Pinterest: This tool is essentially a digital pinboard – a place where you can collate and share your interests through photos, graphics, or any other visually appealing representation. Pinterest posts have the longest shelf life of any platform. Many pins continue to be shared and commented upon years after their original posting. Pinterest is good for:

  • developing and demonstrating your passions and expertise
  • increasing web traffic to blogs, websites, photos, publications, and many other digital representations of your work
  • helping your content become more visible
  • curating content that matters to you and your audience
Instagram: This photo and video sharing platform allows you to showcase your work and tell your story by sharing photos and video.You are instantly creating unique content.

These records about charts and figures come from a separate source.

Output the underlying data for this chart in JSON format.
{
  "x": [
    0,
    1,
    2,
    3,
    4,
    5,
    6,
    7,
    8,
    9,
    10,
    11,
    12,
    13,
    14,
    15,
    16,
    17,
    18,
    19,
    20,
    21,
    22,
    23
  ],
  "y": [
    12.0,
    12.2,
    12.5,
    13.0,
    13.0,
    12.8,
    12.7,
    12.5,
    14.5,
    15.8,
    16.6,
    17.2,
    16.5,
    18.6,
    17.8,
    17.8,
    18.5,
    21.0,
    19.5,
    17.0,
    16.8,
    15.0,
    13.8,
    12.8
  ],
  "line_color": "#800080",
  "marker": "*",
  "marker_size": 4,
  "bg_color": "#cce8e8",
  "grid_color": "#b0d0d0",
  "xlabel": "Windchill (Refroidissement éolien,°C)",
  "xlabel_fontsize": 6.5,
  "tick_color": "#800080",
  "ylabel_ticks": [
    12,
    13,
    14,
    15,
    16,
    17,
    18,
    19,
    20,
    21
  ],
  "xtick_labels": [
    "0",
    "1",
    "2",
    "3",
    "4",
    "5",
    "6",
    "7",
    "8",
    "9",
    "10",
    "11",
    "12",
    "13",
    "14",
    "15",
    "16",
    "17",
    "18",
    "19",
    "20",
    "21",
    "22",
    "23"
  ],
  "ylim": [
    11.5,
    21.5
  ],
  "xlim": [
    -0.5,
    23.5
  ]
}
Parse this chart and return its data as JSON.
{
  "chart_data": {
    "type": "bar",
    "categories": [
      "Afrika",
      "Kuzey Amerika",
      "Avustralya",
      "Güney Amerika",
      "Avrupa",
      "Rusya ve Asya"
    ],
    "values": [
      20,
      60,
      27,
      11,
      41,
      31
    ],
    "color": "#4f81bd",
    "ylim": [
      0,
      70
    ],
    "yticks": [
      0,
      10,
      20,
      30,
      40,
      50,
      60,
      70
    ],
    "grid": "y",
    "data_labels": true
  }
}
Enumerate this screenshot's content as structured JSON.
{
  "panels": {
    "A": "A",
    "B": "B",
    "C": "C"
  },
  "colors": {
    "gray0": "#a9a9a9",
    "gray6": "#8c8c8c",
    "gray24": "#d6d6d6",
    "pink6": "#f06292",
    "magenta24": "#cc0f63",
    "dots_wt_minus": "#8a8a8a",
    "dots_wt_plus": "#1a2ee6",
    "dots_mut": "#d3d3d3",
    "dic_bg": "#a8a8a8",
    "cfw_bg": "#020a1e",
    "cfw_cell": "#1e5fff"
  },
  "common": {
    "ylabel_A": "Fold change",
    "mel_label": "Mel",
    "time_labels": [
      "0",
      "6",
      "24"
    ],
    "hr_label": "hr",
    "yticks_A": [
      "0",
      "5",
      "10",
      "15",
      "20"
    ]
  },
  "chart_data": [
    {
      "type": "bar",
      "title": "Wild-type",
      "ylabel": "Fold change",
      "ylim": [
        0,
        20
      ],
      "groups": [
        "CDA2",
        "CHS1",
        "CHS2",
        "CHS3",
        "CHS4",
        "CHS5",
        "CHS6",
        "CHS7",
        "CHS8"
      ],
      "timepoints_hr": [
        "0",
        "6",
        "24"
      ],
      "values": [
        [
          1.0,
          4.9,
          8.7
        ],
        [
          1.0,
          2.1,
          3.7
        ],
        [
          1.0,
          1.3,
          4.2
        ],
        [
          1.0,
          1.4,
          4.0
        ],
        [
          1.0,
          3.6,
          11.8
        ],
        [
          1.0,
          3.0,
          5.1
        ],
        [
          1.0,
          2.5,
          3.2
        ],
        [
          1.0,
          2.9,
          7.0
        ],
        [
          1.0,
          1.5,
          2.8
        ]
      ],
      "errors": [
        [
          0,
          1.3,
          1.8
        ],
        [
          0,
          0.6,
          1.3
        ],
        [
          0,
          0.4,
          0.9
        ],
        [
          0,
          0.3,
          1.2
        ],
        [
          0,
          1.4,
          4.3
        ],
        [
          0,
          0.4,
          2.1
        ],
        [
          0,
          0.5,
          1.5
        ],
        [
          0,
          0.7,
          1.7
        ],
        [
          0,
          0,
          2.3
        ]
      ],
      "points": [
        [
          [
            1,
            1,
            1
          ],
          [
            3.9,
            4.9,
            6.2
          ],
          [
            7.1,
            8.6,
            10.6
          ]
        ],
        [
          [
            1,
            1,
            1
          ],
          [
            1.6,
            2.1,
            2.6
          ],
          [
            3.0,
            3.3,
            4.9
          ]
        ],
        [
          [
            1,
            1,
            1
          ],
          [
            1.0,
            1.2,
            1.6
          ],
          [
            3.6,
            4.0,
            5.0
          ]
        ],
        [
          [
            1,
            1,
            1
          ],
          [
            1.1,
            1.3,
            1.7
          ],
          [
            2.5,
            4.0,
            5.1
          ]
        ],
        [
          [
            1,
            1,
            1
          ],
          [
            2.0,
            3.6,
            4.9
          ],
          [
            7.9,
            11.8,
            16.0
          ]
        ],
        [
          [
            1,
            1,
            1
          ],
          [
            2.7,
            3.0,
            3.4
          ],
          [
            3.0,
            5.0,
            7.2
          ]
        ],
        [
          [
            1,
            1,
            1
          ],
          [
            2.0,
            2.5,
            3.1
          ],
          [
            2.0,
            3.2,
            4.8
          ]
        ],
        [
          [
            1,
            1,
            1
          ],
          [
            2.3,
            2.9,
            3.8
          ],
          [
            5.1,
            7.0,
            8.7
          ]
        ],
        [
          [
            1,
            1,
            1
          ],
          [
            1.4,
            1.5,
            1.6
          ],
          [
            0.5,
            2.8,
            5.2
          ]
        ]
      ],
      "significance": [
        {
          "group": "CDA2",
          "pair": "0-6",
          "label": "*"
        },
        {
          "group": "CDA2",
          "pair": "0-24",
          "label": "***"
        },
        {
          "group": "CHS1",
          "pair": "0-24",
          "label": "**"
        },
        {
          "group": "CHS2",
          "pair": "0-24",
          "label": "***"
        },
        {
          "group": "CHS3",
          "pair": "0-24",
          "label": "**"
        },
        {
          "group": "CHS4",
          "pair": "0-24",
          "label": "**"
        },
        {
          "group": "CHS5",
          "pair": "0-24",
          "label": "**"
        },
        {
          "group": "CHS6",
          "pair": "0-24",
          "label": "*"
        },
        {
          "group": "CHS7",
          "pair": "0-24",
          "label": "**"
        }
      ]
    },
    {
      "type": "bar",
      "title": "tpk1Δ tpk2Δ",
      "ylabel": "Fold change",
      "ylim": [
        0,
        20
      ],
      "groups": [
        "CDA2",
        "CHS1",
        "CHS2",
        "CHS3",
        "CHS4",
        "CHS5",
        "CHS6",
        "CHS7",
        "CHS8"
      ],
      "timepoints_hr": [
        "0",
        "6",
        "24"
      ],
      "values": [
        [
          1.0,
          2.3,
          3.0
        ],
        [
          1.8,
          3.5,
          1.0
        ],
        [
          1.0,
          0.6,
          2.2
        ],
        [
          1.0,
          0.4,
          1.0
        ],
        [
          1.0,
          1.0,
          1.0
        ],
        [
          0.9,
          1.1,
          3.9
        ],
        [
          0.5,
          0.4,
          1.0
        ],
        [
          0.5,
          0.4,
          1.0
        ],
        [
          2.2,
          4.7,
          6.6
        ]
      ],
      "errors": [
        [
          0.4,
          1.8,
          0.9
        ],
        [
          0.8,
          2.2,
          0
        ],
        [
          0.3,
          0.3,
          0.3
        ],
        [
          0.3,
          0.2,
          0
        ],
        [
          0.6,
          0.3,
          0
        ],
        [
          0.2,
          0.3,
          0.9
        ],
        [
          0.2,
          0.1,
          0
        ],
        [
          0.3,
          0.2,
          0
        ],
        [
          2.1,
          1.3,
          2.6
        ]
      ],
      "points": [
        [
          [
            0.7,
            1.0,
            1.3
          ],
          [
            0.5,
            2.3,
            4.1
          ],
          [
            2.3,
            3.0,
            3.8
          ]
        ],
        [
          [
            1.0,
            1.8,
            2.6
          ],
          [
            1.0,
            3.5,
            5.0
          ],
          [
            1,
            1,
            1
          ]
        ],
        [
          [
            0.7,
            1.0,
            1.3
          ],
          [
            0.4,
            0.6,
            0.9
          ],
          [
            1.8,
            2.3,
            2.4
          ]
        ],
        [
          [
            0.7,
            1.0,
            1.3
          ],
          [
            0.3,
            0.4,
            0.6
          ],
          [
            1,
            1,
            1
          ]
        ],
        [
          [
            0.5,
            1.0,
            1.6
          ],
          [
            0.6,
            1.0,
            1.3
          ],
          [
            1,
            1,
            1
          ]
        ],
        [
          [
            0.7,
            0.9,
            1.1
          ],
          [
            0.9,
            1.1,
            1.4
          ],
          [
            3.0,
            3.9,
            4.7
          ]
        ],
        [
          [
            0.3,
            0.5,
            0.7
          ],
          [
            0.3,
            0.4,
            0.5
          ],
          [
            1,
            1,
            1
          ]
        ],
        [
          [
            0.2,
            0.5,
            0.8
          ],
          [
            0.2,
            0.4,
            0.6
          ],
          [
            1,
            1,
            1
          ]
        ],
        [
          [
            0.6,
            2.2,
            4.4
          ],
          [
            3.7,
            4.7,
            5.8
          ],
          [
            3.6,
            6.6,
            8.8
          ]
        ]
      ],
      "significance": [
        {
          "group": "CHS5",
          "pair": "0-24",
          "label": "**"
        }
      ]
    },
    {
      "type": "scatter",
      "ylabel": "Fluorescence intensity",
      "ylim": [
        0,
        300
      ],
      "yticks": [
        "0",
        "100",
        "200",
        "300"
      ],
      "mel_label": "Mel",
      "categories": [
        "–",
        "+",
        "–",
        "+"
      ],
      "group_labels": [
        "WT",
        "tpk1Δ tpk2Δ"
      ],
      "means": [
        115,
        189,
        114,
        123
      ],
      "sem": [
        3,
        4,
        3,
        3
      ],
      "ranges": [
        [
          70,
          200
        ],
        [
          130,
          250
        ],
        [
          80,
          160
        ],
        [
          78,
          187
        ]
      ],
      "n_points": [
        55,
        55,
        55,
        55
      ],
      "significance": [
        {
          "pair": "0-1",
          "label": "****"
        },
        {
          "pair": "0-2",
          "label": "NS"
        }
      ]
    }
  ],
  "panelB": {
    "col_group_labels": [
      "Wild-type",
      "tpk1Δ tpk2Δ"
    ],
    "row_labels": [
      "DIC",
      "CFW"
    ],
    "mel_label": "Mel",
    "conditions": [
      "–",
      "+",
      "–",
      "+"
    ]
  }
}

As soon as you upload an image or video, your audience can see and engage with your content. Instagram is good for:
  • developing trust with your audience by allowing you to show what you do, why you do it, and how do it (puts a face to your work)
  • highlighting issues, topics, events, and passions in action
  • communicating directly with your audience to build excitement around a topic or about an issue
Tumblr: This micro-blogging tool is a unique type of social network that allows you to share text, video, photos, and other blogs. Tumblr is good for:
  • building interactive communities
  • curating, or collecting, and sharing web content by “reblogging” or reposting blogs
Google Plus: This platform is Google’s answer to being social. GooglePlus allows more flexibility than Twitter as you are not limited to 140 characters. It uses circles to help you organize your connections and makes it easier to share content that they are interested in. GooglePlus is good for:
  • connecting with people with similar interests
  • connecting with colleagues and stakeholders through video (Google Hangout)
  • exploring who is talking about what and what they think about issues or topics
Wiki:  Wikis are spaces on the web where you can share documents, ideas, pictures, links, videos, and media. Wikis are collaborative and allow you to work with teams to capture and share your knowledge.  Wikis are good for:
  • housing all your content is in one place and making it accessible to a wider audience
  • connecting team members across organizations or projects, no matter where they are located
Other social media platforms include: blogs, online forums, and electronic newsletters. Even websites and group email have social elements.
 

Other soapboxes:

This list is by no means exhaustive. It does give you a place to start when thinking through the platforms that you will use. For a more comprehensive look at social media platforms for academics, I encourage you to check out Professor Andy Miah’s The A to Z of Social Media for Academia. Miah has organized social platforms into a regularly updated alphabetical listing – complete with links and brief descriptions. 
 

Are you social?

  • Which platforms do you use?
  • What are some of the goals or objectives for being social?
  • What value are you delivering or receiving from your networks and social activity?
  • How does being social help you spread your message, make the connections that matter, and create knowledge?